Wednesday, May 02, 2007

Clinical Psychologist

Mood Rating: 7/10

The Clinical Psychologist, Bree, visited yesterday. I knew that I'd end up in tears, but I didn't think that I'd be as bad as I was. I maintained composure for a very long time, but talking about being bullied, my childhood, my manic phases during my teens, and then the rape, took its toll. I was sure that I had completely resolved the rape issue, but I obviously haven't; that was what got me.

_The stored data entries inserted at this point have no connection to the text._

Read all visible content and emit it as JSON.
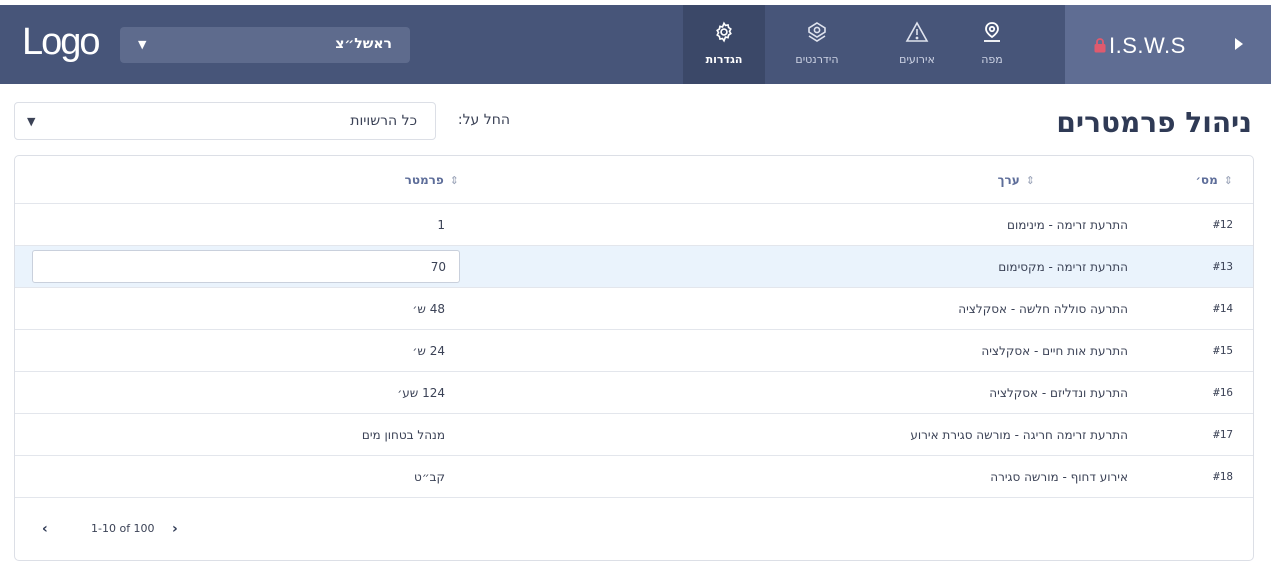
{
  "header": {
    "logo_text": "Logo",
    "city_select": {
      "value": "ראשל״צ",
      "caret_icon": "caret-down-icon"
    },
    "nav": [
      {
        "key": "settings",
        "label": "הגדרות",
        "icon": "gear-icon",
        "active": true
      },
      {
        "key": "hydrants",
        "label": "הידרנטים",
        "icon": "hydrant-icon",
        "active": false
      },
      {
        "key": "events",
        "label": "אירועים",
        "icon": "warning-icon",
        "active": false
      },
      {
        "key": "map",
        "label": "מפה",
        "icon": "map-pin-icon",
        "active": false
      }
    ],
    "brand": {
      "name": "I.S.W.S",
      "lock_icon": "lock-icon",
      "arrow_icon": "play-arrow-icon"
    },
    "colors": {
      "bar": "#475579",
      "active_tab": "#3b4868",
      "brand_bg": "#5f6d93",
      "lock": "#e05a6e"
    }
  },
  "page": {
    "title": "ניהול פרמטרים",
    "filter_label": "החל על:",
    "filter_value": "כל הרשויות"
  },
  "table": {
    "columns": {
      "num": "מס׳",
      "value": "ערך",
      "param": "פרמטר"
    },
    "rows": [
      {
        "num": "#12",
        "value": "התרעת זרימה - מינימום",
        "param": "1",
        "editing": false
      },
      {
        "num": "#13",
        "value": "התרעת זרימה - מקסימום",
        "param": "70",
        "editing": true
      },
      {
        "num": "#14",
        "value": "התרעה סוללה חלשה - אסקלציה",
        "param": "48 ש׳",
        "editing": false
      },
      {
        "num": "#15",
        "value": "התרעת אות חיים - אסקלציה",
        "param": "24 ש׳",
        "editing": false
      },
      {
        "num": "#16",
        "value": "התרעת ונדליזם - אסקלציה",
        "param": "124 שע׳",
        "editing": false
      },
      {
        "num": "#17",
        "value": "התרעת זרימה חריגה - מורשה סגירת אירוע",
        "param": "מנהל בטחון מים",
        "editing": false
      },
      {
        "num": "#18",
        "value": "אירוע דחוף - מורשה סגירה",
        "param": "קב״ט",
        "editing": false
      }
    ],
    "pagination": {
      "range": "1-10 of 100",
      "prev_icon": "chevron-left-icon",
      "next_icon": "chevron-right-icon"
    },
    "selected_row_color": "#eaf3fc"
  }
}
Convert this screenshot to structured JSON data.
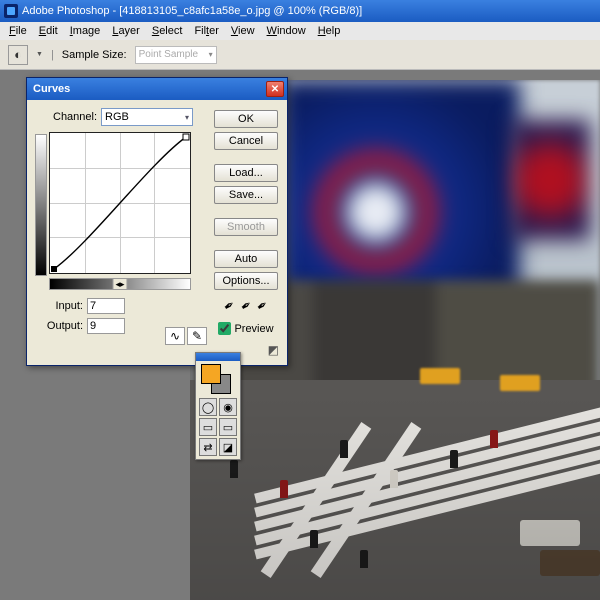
{
  "titlebar": {
    "text": "Adobe Photoshop - [418813105_c8afc1a58e_o.jpg @ 100% (RGB/8)]"
  },
  "menu": [
    "File",
    "Edit",
    "Image",
    "Layer",
    "Select",
    "Filter",
    "View",
    "Window",
    "Help"
  ],
  "optionsbar": {
    "label": "Sample Size:",
    "value": "Point Sample"
  },
  "dialog": {
    "title": "Curves",
    "channel_label": "Channel:",
    "channel_value": "RGB",
    "input_label": "Input:",
    "input_value": "7",
    "output_label": "Output:",
    "output_value": "9",
    "buttons": {
      "ok": "OK",
      "cancel": "Cancel",
      "load": "Load...",
      "save": "Save...",
      "smooth": "Smooth",
      "auto": "Auto",
      "options": "Options..."
    },
    "preview_label": "Preview"
  }
}
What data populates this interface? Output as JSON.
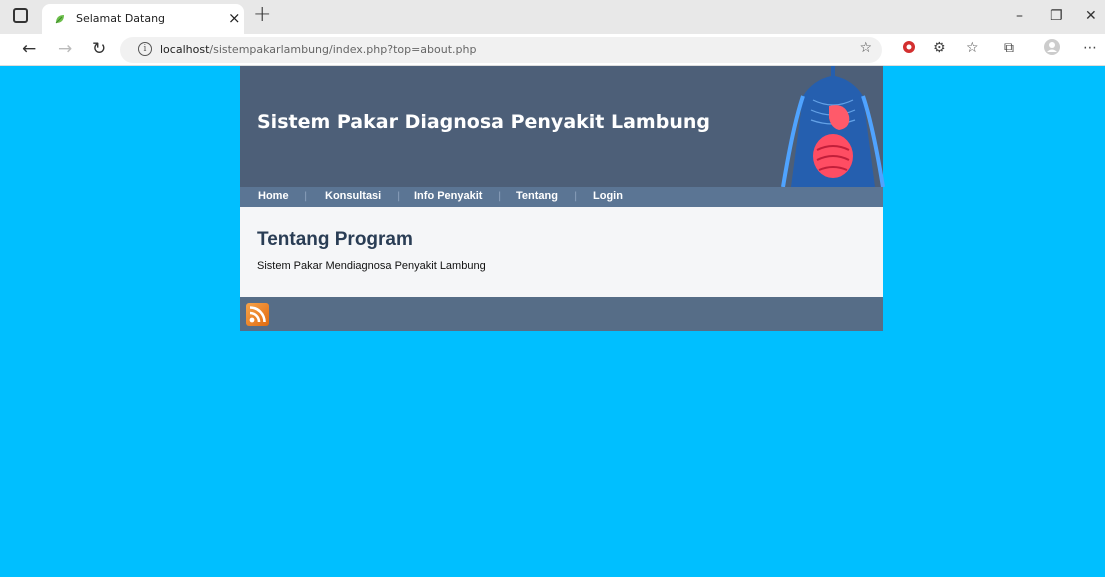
{
  "browser": {
    "tab_title": "Selamat Datang",
    "url_host": "localhost",
    "url_path": "/sistempakarlambung/index.php?top=about.php"
  },
  "site": {
    "title": "Sistem Pakar Diagnosa Penyakit Lambung",
    "nav": [
      "Home",
      "Konsultasi",
      "Info Penyakit",
      "Tentang",
      "Login"
    ],
    "section_heading": "Tentang Program",
    "section_text": "Sistem Pakar Mendiagnosa Penyakit Lambung"
  },
  "colors": {
    "page_background": "#00bfff",
    "header": "#4d5f78",
    "navbar": "#5b7594",
    "footer": "#566d87"
  }
}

It looks as if betrayal by friends and people close to me has been a recurring factor in my life. I was bullied by someone who had been my best friend; I was raped by someone who was a friend; my husband cheated on me before we were married. Maybe I'm too trusting. I do look for the good in people all the time, and I expect to be treated how I treat others, but that's not always the case, obviously.

I found the whole appointment quite traumatic. Bree said that she'd like to visit again, and she's also going to refer me for therapy. She'll be returning tomorrow to go over yesterday's issues.

I'm just so amazed that I reacted in this way and also that I found that I'm not over the rape. I truly thought that, although it has taken time, I had dealt with it and buried it sufficiently. It was glaringly obviously yesterday that I have done neither.

We touched on my social phobia, but I'm trying to do more to combat that myself. I don't know what's on offer to help me further that.

The Crisis Team are coming round at 6pm today. I've agreed that Bree can pass on the information that we discussed. Some people may want to keep some things private, but I was completely honest with her - how can you get help if you're not honest? I don't think that the Crisis Team will dwell on much of yesterday's appointment as they focus more on what I can do immediately to help myself.

Bree's visit has really thrown me. I'm amazed at how much emotional baggage I really have. I'm not a great believer in therapy, but on the other hand, I don't think that I can deal with all these factors in my life on my own. Once you address one of them, it pulls in another issue; it's hard to make sense of it all.

One thing we agreed on, though, is that my illness is a real thing. The depression and my actions are partly due to a chemical imbalance and partly down to what has happened in my life.

I'm a great believer in the saying, 'Things get worse before they can get better,' which I'm quite worried about. I know that dragging up the past will depress me no end, but I think it's high time that I faced the truth.